Just last month, a series of emails came to the public's attention as a result of litigation that several family members have against Colgan. It was discovered that some of the top officials at Colgan did not disclose important facts about the captain of flight 3407 during the NTSB investigation - though, in a letter to three Buffalo-area members of Congress, Pinnacle Airlines Corp., the company that owns Colgan Air, steadfastly denies withholding information.
Travelers were relatively unaware of these outsourced flights and the shockingly low standards for pilots until the tragic events in 2009. Though the Airline Safety and Federal Aviation Administration Extension Act of 2010 set out a list of proposed rules and regulations, not one rule has actually been written.
This January, the U.S. Department of Transportation took a step in the right direction by giving airlines 60 days to make sure their Web sites clearly showed any code-sharing arrangements on each segment of a journey. The arrangement now appears on the same screen and next to your itinerary when you buy a ticket.
Code-sharing allows an airline to sell a ticket on a flight that uses its code, but is operated by a different carrier. Previously, the carrier that actually operated your flight was often only found through a hyperlink on many Web sites.

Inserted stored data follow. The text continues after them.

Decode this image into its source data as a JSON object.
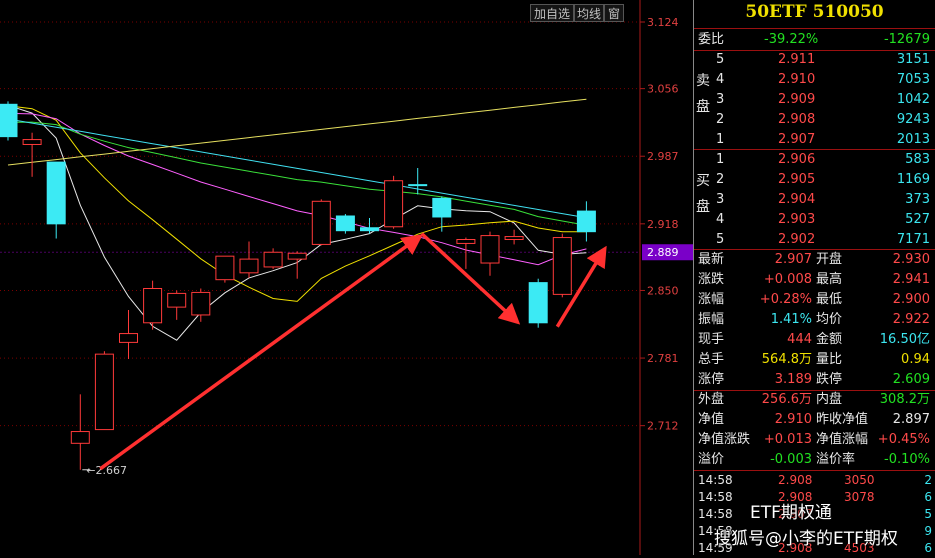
{
  "toolbar": {
    "add_watchlist": "加自选",
    "ma_line": "均线",
    "window": "窗"
  },
  "chart_data": {
    "type": "candlestick",
    "y_ticks": [
      "3.124",
      "3.056",
      "2.987",
      "2.918",
      "2.850",
      "2.781",
      "2.712"
    ],
    "ylim": [
      2.65,
      3.124
    ],
    "current_price_label": "2.889",
    "low_annotation": "2.667",
    "colors": {
      "up": "#ff3a3a",
      "down": "#3ceaf4",
      "grid": "#7a0000",
      "ma5": "#e8e8e8",
      "ma10": "#f0e000",
      "ma20": "#ff60ff",
      "ma30": "#3ae03a",
      "ma60": "#40e0f0",
      "ma120": "#e6e060",
      "current": "#7a00c8",
      "arrow": "#ff3030"
    },
    "candles": [
      {
        "o": 3.04,
        "h": 3.043,
        "c": 3.007,
        "l": 3.003
      },
      {
        "o": 2.999,
        "h": 3.011,
        "c": 3.004,
        "l": 2.966
      },
      {
        "o": 2.981,
        "h": 2.981,
        "c": 2.918,
        "l": 2.903
      },
      {
        "o": 2.694,
        "h": 2.744,
        "c": 2.706,
        "l": 2.667
      },
      {
        "o": 2.708,
        "h": 2.788,
        "c": 2.785,
        "l": 2.708
      },
      {
        "o": 2.797,
        "h": 2.83,
        "c": 2.806,
        "l": 2.78
      },
      {
        "o": 2.817,
        "h": 2.86,
        "c": 2.852,
        "l": 2.81
      },
      {
        "o": 2.833,
        "h": 2.85,
        "c": 2.847,
        "l": 2.82
      },
      {
        "o": 2.825,
        "h": 2.852,
        "c": 2.848,
        "l": 2.818
      },
      {
        "o": 2.861,
        "h": 2.88,
        "c": 2.885,
        "l": 2.858
      },
      {
        "o": 2.868,
        "h": 2.9,
        "c": 2.882,
        "l": 2.863
      },
      {
        "o": 2.874,
        "h": 2.893,
        "c": 2.889,
        "l": 2.872
      },
      {
        "o": 2.882,
        "h": 2.89,
        "c": 2.888,
        "l": 2.862
      },
      {
        "o": 2.897,
        "h": 2.943,
        "c": 2.941,
        "l": 2.896
      },
      {
        "o": 2.926,
        "h": 2.928,
        "c": 2.911,
        "l": 2.908
      },
      {
        "o": 2.914,
        "h": 2.924,
        "c": 2.911,
        "l": 2.908
      },
      {
        "o": 2.915,
        "h": 2.967,
        "c": 2.962,
        "l": 2.913
      },
      {
        "o": 2.958,
        "h": 2.975,
        "c": 2.957,
        "l": 2.948
      },
      {
        "o": 2.944,
        "h": 2.946,
        "c": 2.925,
        "l": 2.91
      },
      {
        "o": 2.898,
        "h": 2.904,
        "c": 2.902,
        "l": 2.872
      },
      {
        "o": 2.878,
        "h": 2.91,
        "c": 2.906,
        "l": 2.865
      },
      {
        "o": 2.902,
        "h": 2.912,
        "c": 2.905,
        "l": 2.897
      },
      {
        "o": 2.858,
        "h": 2.862,
        "c": 2.817,
        "l": 2.812
      },
      {
        "o": 2.846,
        "h": 2.908,
        "c": 2.904,
        "l": 2.843
      },
      {
        "o": 2.931,
        "h": 2.941,
        "c": 2.91,
        "l": 2.9
      }
    ]
  },
  "panel": {
    "title": "50ETF 510050",
    "weibi": {
      "label": "委比",
      "pct": "-39.22%",
      "diff": "-12679"
    },
    "sell_label": [
      "卖",
      "盘"
    ],
    "buy_label": [
      "买",
      "盘"
    ],
    "sell": [
      {
        "lvl": "5",
        "price": "2.911",
        "vol": "3151"
      },
      {
        "lvl": "4",
        "price": "2.910",
        "vol": "7053"
      },
      {
        "lvl": "3",
        "price": "2.909",
        "vol": "1042"
      },
      {
        "lvl": "2",
        "price": "2.908",
        "vol": "9243"
      },
      {
        "lvl": "1",
        "price": "2.907",
        "vol": "2013"
      }
    ],
    "buy": [
      {
        "lvl": "1",
        "price": "2.906",
        "vol": "583"
      },
      {
        "lvl": "2",
        "price": "2.905",
        "vol": "1169"
      },
      {
        "lvl": "3",
        "price": "2.904",
        "vol": "373"
      },
      {
        "lvl": "4",
        "price": "2.903",
        "vol": "527"
      },
      {
        "lvl": "5",
        "price": "2.902",
        "vol": "7171"
      }
    ],
    "stats": [
      {
        "l1": "最新",
        "v1": "2.907",
        "c1": "rd",
        "l2": "开盘",
        "v2": "2.930",
        "c2": "rd"
      },
      {
        "l1": "涨跌",
        "v1": "+0.008",
        "c1": "rd",
        "l2": "最高",
        "v2": "2.941",
        "c2": "rd"
      },
      {
        "l1": "涨幅",
        "v1": "+0.28%",
        "c1": "rd",
        "l2": "最低",
        "v2": "2.900",
        "c2": "rd"
      },
      {
        "l1": "振幅",
        "v1": "1.41%",
        "c1": "cy",
        "l2": "均价",
        "v2": "2.922",
        "c2": "rd"
      },
      {
        "l1": "现手",
        "v1": "444",
        "c1": "rd",
        "l2": "金额",
        "v2": "16.50亿",
        "c2": "cy"
      },
      {
        "l1": "总手",
        "v1": "564.8万",
        "c1": "yl",
        "l2": "量比",
        "v2": "0.94",
        "c2": "yl"
      },
      {
        "l1": "涨停",
        "v1": "3.189",
        "c1": "rd",
        "l2": "跌停",
        "v2": "2.609",
        "c2": "gr"
      }
    ],
    "stats2": [
      {
        "l1": "外盘",
        "v1": "256.6万",
        "c1": "rd",
        "l2": "内盘",
        "v2": "308.2万",
        "c2": "gr"
      },
      {
        "l1": "净值",
        "v1": "2.910",
        "c1": "rd",
        "l2": "昨收净值",
        "v2": "2.897",
        "c2": "wh"
      },
      {
        "l1": "净值涨跌",
        "v1": "+0.013",
        "c1": "rd",
        "l2": "净值涨幅",
        "v2": "+0.45%",
        "c2": "rd"
      },
      {
        "l1": "溢价",
        "v1": "-0.003",
        "c1": "gr",
        "l2": "溢价率",
        "v2": "-0.10%",
        "c2": "gr"
      }
    ],
    "ticks": [
      {
        "time": "14:58",
        "price": "2.908",
        "vol": "3050",
        "n": "2"
      },
      {
        "time": "14:58",
        "price": "2.908",
        "vol": "3078",
        "n": "6"
      },
      {
        "time": "14:58",
        "price": "2.907",
        "vol": "",
        "n": "5"
      },
      {
        "time": "14:58",
        "price": "",
        "vol": "",
        "n": "9"
      },
      {
        "time": "14:59",
        "price": "2.908",
        "vol": "4503",
        "n": "6"
      }
    ]
  },
  "watermark": {
    "line1": "ETF期权通",
    "line2": "搜狐号@小李的ETF期权"
  }
}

"When passengers buy an airline ticket, they have the right to know which airline will be operating their flight," Transportation Secretary Ray LaHood said in a statement back in January.
"For years we've required airlines to inform consumers about code-sharing arrangements, and we'll be monitoring the industry closely to make sure they comply with the provisions of the new legislation."
While the new mandate is a step in the right direction, the information is often written in small print and easily overlooked.